Do we need this junk?
John Nielsen
lists at jnielsen.net
Thu Apr 5 18:51:20 UTC 2007
On Thursday 05 April 2007 11:39:41 am Nikolas Britton wrote:
> On 4/5/07, Peter Jeremy <peterjeremy at optushome.com.au> wrote:
> > [-stable removed since it's not relevant there]
> >
> > On 2007-Apr-05 04:58:17 -0500, Nikolas Britton <nikolas.britton at gmail.com>
wrote:
> > >Can anything in the list below be removed from CURRENT?
> > >
> > >legacyfree1# cd dev/
> > >legacyfree1# grep -irsn isa ./ | grep -i include
> >
> > ...
> >
> > >legacyfree1# grep -irsn mca ./ | grep -i include
> >
> > ...
> >
> > Why do you believe anything in the list might need to be removed?
>
> I'd like to also add that 6-STABLE should be the last branch to support:
> 1. ISA / EISA
> 2. PC98 Platform.
> 3. i486
> 4. i586
>
> 98.83% of us have at least a i686 and 62.6% of us have at least a i786
> (SSE2) processor.
>
> Arch Break Down
> i386 5586 94.02%
> amd64 305 5.13%
> sparc64 30 0.50%
>
> x86 Break Down:
> i486 30 0.074%
> ??? 51 0.125%
> i586 404 0.995%
> i686 14724 36.230%
> i786 25431 62.576%
> -----------------------------------
> Tot: 40640 100%
>
> data provided by bsdstats.org
Age alone is a lousy reason to drop support for any given piece of hardware.

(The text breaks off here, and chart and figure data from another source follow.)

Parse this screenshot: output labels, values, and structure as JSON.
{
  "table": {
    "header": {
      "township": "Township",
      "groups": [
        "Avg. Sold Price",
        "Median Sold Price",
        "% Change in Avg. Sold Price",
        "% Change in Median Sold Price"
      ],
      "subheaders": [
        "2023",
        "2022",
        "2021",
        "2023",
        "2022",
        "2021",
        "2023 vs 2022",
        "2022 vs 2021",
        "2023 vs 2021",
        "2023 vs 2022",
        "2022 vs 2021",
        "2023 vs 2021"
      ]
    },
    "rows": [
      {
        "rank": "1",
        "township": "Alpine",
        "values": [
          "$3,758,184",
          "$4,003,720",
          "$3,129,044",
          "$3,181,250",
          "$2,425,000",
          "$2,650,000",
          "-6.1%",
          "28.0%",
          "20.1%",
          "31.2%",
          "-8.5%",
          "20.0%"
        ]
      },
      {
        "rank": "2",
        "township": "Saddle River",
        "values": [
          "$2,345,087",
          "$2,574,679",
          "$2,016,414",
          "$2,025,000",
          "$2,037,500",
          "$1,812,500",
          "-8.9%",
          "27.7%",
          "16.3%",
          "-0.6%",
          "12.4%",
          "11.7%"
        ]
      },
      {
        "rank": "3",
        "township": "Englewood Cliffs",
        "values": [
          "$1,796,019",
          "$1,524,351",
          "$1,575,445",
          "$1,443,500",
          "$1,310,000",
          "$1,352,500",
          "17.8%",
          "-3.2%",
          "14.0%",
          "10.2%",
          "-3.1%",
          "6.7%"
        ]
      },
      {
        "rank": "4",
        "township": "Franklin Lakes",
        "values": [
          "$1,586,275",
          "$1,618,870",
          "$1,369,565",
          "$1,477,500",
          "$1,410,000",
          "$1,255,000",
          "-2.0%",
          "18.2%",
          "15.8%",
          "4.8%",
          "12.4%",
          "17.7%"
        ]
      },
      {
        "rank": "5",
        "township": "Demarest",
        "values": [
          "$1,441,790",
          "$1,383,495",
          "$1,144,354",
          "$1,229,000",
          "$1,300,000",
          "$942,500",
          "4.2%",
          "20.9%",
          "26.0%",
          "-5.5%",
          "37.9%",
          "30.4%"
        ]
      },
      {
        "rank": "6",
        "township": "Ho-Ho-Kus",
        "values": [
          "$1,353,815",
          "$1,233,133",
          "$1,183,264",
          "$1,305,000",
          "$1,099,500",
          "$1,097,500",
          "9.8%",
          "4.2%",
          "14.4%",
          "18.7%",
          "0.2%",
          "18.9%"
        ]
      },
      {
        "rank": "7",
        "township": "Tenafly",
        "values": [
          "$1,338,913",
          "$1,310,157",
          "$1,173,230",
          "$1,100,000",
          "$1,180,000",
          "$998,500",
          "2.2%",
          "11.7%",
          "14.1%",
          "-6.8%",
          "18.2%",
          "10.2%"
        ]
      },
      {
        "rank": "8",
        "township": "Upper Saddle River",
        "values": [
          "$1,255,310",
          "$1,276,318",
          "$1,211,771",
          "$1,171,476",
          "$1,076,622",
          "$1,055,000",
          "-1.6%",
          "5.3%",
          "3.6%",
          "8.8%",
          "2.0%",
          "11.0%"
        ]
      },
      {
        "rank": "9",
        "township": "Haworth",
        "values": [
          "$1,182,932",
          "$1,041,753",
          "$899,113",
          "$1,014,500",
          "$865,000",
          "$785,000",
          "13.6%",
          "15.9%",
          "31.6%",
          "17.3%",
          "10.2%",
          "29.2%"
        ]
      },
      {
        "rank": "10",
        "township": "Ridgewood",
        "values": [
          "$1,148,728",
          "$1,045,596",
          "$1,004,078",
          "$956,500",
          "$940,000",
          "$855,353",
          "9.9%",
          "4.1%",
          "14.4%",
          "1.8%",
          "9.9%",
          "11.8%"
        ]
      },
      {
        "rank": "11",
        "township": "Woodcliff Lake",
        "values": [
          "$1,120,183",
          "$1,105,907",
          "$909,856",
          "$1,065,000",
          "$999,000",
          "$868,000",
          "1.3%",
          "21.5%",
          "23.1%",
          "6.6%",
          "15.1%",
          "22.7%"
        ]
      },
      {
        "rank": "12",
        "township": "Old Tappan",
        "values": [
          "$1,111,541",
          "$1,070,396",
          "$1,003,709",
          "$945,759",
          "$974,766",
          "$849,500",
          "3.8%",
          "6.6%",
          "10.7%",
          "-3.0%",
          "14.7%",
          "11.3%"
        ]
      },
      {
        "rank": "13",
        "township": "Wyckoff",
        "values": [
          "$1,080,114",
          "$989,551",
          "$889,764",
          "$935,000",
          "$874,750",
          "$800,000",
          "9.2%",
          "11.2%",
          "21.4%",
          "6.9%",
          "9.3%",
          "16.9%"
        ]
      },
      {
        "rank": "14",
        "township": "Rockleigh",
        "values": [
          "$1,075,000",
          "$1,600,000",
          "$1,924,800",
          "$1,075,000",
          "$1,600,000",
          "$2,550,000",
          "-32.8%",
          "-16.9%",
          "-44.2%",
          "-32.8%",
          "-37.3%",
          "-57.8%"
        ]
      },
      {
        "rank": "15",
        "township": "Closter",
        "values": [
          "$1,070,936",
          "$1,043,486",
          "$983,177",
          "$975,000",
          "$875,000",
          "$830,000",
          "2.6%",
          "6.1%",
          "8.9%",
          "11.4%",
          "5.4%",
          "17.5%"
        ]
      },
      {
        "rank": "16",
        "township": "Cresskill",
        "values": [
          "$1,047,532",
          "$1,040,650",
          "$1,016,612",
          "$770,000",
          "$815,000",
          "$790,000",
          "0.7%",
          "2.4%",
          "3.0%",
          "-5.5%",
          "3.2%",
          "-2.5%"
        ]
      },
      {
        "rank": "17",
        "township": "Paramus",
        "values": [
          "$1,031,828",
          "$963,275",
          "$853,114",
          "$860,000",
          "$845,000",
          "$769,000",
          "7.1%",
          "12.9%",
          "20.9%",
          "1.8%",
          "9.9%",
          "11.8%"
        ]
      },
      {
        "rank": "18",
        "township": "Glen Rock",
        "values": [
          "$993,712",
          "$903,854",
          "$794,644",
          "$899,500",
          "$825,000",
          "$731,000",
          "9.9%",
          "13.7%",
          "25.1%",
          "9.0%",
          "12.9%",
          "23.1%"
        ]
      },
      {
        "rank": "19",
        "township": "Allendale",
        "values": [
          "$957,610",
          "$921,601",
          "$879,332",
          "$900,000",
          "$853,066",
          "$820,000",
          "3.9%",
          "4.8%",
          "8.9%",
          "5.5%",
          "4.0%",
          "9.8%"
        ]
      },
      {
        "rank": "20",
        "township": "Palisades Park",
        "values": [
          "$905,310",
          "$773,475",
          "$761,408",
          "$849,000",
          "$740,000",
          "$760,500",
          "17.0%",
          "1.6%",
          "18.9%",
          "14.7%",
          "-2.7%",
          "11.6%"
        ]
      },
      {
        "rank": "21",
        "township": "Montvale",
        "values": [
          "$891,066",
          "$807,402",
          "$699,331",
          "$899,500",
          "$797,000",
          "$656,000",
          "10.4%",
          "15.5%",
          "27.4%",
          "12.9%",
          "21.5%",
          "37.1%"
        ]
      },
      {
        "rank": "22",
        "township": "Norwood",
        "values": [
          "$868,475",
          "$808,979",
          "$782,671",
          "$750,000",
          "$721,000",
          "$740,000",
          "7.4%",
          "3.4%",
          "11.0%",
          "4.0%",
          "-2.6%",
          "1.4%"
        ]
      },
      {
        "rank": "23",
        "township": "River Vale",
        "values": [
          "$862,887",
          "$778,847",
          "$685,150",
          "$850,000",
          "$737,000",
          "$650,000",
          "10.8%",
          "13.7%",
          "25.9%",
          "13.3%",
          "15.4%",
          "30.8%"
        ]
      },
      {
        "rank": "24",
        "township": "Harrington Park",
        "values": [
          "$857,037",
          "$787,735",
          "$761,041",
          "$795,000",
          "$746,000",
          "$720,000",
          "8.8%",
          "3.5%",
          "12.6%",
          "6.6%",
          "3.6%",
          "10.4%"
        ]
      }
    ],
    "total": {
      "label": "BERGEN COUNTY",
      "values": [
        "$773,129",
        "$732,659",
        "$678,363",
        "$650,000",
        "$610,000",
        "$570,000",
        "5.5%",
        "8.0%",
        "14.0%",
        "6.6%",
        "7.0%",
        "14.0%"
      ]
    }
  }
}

In fact, I consider the fact that it will install & run on whatever
secondhand hardware you might happen to run across to be a major selling
point of FreeBSD. As long as it's inclusion doesn't hamper advancements in
other areas and there is someone to maintain it, support for more hardware
new or old is always a good thing IMO. If you don't want to use it, take it
out of your kernel config. The point of GENERIC is to cover as many different
hardware setups as is reasonable, with emphasis on storage and network
devices (without which it's difficult if not impossible to bootstrap or
update a system). If you don't want to use the support then build a custom
kernel without it. (But you don't lose much by leaving it alone.)

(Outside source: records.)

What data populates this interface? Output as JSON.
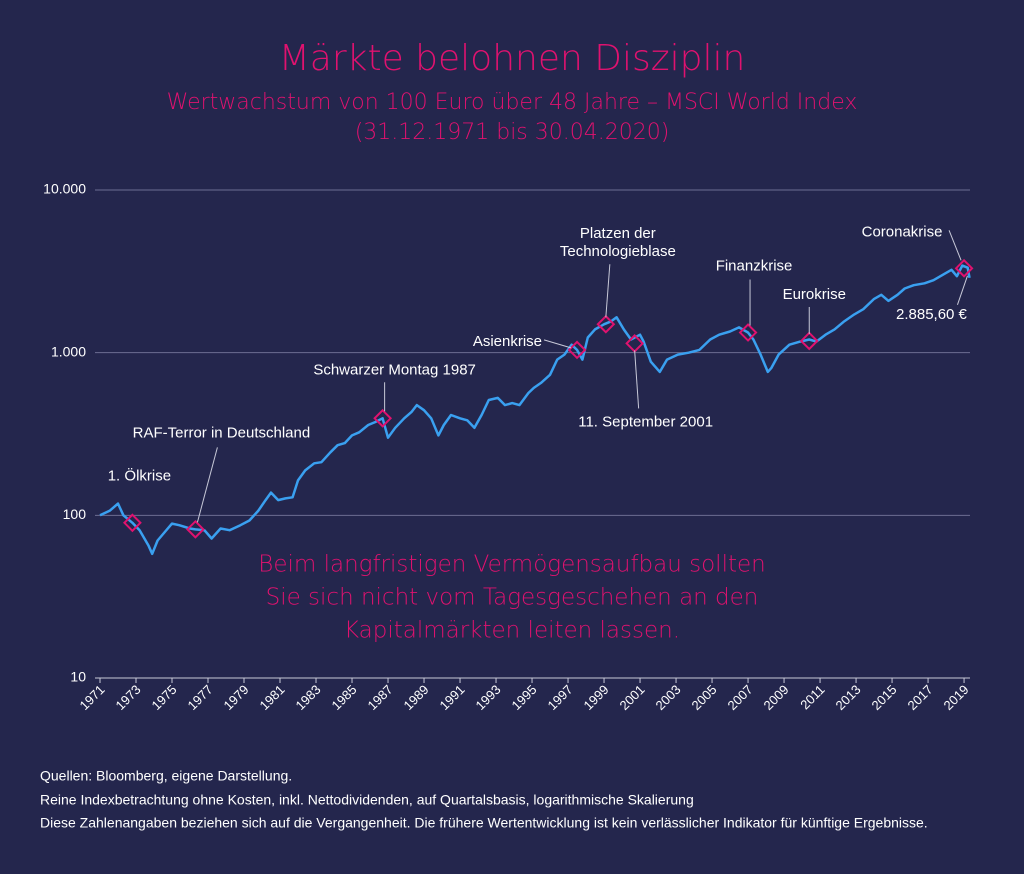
{
  "chart_data": {
    "type": "line",
    "title": "Märkte belohnen Disziplin",
    "subtitle": [
      "Wertwachstum von 100 Euro über 48 Jahre – MSCI World Index",
      "(31.12.1971 bis 30.04.2020)"
    ],
    "log_scale": true,
    "grid": true,
    "xlim": [
      1971,
      2019.33
    ],
    "xticks": [
      1971,
      1973,
      1975,
      1977,
      1979,
      1981,
      1983,
      1985,
      1987,
      1989,
      1991,
      1993,
      1995,
      1997,
      1999,
      2001,
      2003,
      2005,
      2007,
      2009,
      2011,
      2013,
      2015,
      2017,
      2019
    ],
    "ylim": [
      10,
      10000
    ],
    "yticks": [
      10,
      100,
      {
        "value": 1000,
        "label": "1.000"
      },
      {
        "value": 10000,
        "label": "10.000"
      }
    ],
    "series": [
      {
        "color": "#3aa0f0",
        "x": [
          1971.0,
          1971.55,
          1972.0,
          1972.3,
          1972.8,
          1973.2,
          1973.7,
          1973.9,
          1974.2,
          1974.6,
          1975.0,
          1975.4,
          1976.0,
          1976.3,
          1976.8,
          1977.2,
          1977.7,
          1978.2,
          1978.8,
          1979.3,
          1979.8,
          1980.2,
          1980.5,
          1980.9,
          1981.3,
          1981.7,
          1982.0,
          1982.4,
          1982.9,
          1983.3,
          1983.8,
          1984.2,
          1984.6,
          1985.0,
          1985.4,
          1985.9,
          1986.3,
          1986.7,
          1987.0,
          1987.4,
          1987.9,
          1988.3,
          1988.6,
          1989.0,
          1989.4,
          1989.8,
          1990.1,
          1990.5,
          1991.0,
          1991.4,
          1991.8,
          1992.2,
          1992.6,
          1993.1,
          1993.5,
          1993.9,
          1994.3,
          1994.8,
          1995.1,
          1995.5,
          1996.0,
          1996.4,
          1996.8,
          1997.2,
          1997.5,
          1997.8,
          1998.1,
          1998.5,
          1999.0,
          1999.4,
          1999.7,
          2000.1,
          2000.5,
          2001.0,
          2001.2,
          2001.6,
          2002.1,
          2002.5,
          2003.1,
          2003.7,
          2004.3,
          2004.9,
          2005.4,
          2006.0,
          2006.5,
          2007.0,
          2007.3,
          2007.7,
          2008.1,
          2008.3,
          2008.7,
          2009.3,
          2009.9,
          2010.4,
          2010.8,
          2011.3,
          2011.8,
          2012.3,
          2012.9,
          2013.4,
          2014.0,
          2014.4,
          2014.8,
          2015.3,
          2015.7,
          2016.2,
          2016.8,
          2017.3,
          2017.9,
          2018.3,
          2018.6,
          2018.9,
          2019.2,
          2019.3
        ],
        "values": [
          100,
          107,
          118,
          100,
          90,
          81,
          65,
          58,
          70,
          79,
          89,
          87,
          83,
          82,
          81,
          72,
          83,
          81,
          87,
          93,
          107,
          124,
          138,
          124,
          127,
          129,
          164,
          189,
          209,
          212,
          244,
          270,
          278,
          310,
          324,
          359,
          375,
          395,
          300,
          345,
          395,
          431,
          476,
          443,
          395,
          310,
          359,
          414,
          395,
          384,
          345,
          414,
          512,
          527,
          476,
          490,
          476,
          565,
          607,
          652,
          731,
          906,
          973,
          1120,
          1040,
          906,
          1240,
          1390,
          1495,
          1560,
          1650,
          1390,
          1205,
          1290,
          1170,
          880,
          762,
          906,
          973,
          1000,
          1040,
          1205,
          1290,
          1350,
          1430,
          1330,
          1205,
          973,
          762,
          806,
          973,
          1120,
          1170,
          1205,
          1170,
          1290,
          1390,
          1545,
          1720,
          1850,
          2140,
          2270,
          2080,
          2270,
          2480,
          2600,
          2670,
          2790,
          3050,
          3230,
          2950,
          3430,
          3330,
          2885.6
        ]
      }
    ],
    "annotations": [
      {
        "text": "1. Ölkrise",
        "x": 1972.8,
        "y": 90
      },
      {
        "text": "RAF-Terror in Deutschland",
        "x": 1976.3,
        "y": 82
      },
      {
        "text": "Schwarzer Montag 1987",
        "x": 1986.7,
        "y": 395
      },
      {
        "text": "Asienkrise",
        "x": 1997.5,
        "y": 1040
      },
      {
        "text": [
          "Platzen der",
          "Technologieblase"
        ],
        "x": 1999.1,
        "y": 1495
      },
      {
        "text": "11. September 2001",
        "x": 2000.7,
        "y": 1140
      },
      {
        "text": "Finanzkrise",
        "x": 2007.0,
        "y": 1330
      },
      {
        "text": "Eurokrise",
        "x": 2010.4,
        "y": 1180
      },
      {
        "text": "Coronakrise",
        "x": 2019.0,
        "y": 3300
      },
      {
        "text": "2.885,60  €",
        "x": 2019.3,
        "y": 2885.6
      }
    ],
    "callout": [
      "Beim langfristigen Vermögensaufbau sollten",
      "Sie sich nicht vom Tagesgeschehen an den",
      "Kapitalmärkten leiten lassen."
    ],
    "footer": [
      "Quellen: Bloomberg, eigene Darstellung.",
      "Reine Indexbetrachtung ohne Kosten, inkl. Nettodividenden, auf Quartalsbasis, logarithmische Skalierung",
      "Diese Zahlenangaben beziehen sich auf die Vergangenheit. Die frühere Wertentwicklung ist kein verlässlicher Indikator für künftige Ergebnisse."
    ]
  }
}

The numbers on bsdstats.org, while useful in demonstrating that there are _at
least_ a given number of machines using certain hardware, should probably not
be relied upon at this point for any other conclusions, especially regarding
the (unknown but certainly a majority) portion of machines that are not
represented.
In any case, patches speak louder than words. If you wanted to work on
producing a highly functional legacy-free kernel tree (which maybe you are,
for your unspecified new architecture mentioned in another thread), I'm sure
that your work would not be ill-received.